Boushaki won several competitions in national and international championships with the Algeria national judo team and received several trophies and medals.

On 19 May 2000, Boushaki at the age of barely 18 years old and weighing around 60 kg took part in the Algerian Judo Cup in the Hacène Harcha Arena in a competition that had opposed him to an athlete exceeding the weight of 90 kg.

This competition was part of an open sports tournament which opposed judoka athletes from different categories without distinction. An accident happened when the athlete in front weighed down on Boushaki's lumbar part, causing him to be totally paralyzed.

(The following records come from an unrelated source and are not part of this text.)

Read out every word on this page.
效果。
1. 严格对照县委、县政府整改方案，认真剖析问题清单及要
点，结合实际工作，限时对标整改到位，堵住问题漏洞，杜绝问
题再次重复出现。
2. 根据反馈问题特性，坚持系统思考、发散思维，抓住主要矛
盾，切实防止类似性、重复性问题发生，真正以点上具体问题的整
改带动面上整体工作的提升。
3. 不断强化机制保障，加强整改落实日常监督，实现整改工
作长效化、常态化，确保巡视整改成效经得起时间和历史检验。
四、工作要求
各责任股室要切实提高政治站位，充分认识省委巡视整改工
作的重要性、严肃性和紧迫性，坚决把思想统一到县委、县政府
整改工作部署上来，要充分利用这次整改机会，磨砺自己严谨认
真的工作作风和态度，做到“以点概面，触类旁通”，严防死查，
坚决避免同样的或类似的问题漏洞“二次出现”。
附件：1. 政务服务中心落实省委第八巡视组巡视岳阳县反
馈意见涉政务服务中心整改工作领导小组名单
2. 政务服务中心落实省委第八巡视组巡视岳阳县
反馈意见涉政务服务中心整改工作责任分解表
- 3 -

He was rushed to the Mustapha Pacha hospital where he underwent surgery, followed by an eight-month rehabilitation period at Bouchaoui hospital.

==Awards==
He was honored during the 1990s because he was one of the most outstanding athletes of his generation who marked the gratification of the national emblem.

==Honoring==

Amine Boushaki was honored on 9 May 2008 at the Saïd Bahria Sports Hall in Thénia, by organizing a national judo tournament in solidarity with this athlete who was disabled while doing a wrestling with his team MC Algiers in 2001.

Twenty-four senior teams in the sport of judo from various regions of the country participated in this session, representing five provinces: Blida, Béjaïa, Tizi Ouzou, Algiers and Boumerdès, and the judo branch of the CMB Thénia team supervised the organization of this session in cooperation with the various wrestler fans who have been struggling with disability alone since his injury.

The course revenues and other subsidies have been allocated to this athlete because this solidarity session is an opportunity to remind officials of their responsibilities towards this mobility handicap and the need to take care of treating it inside and outside the country, according to the promises they made to him since his injury.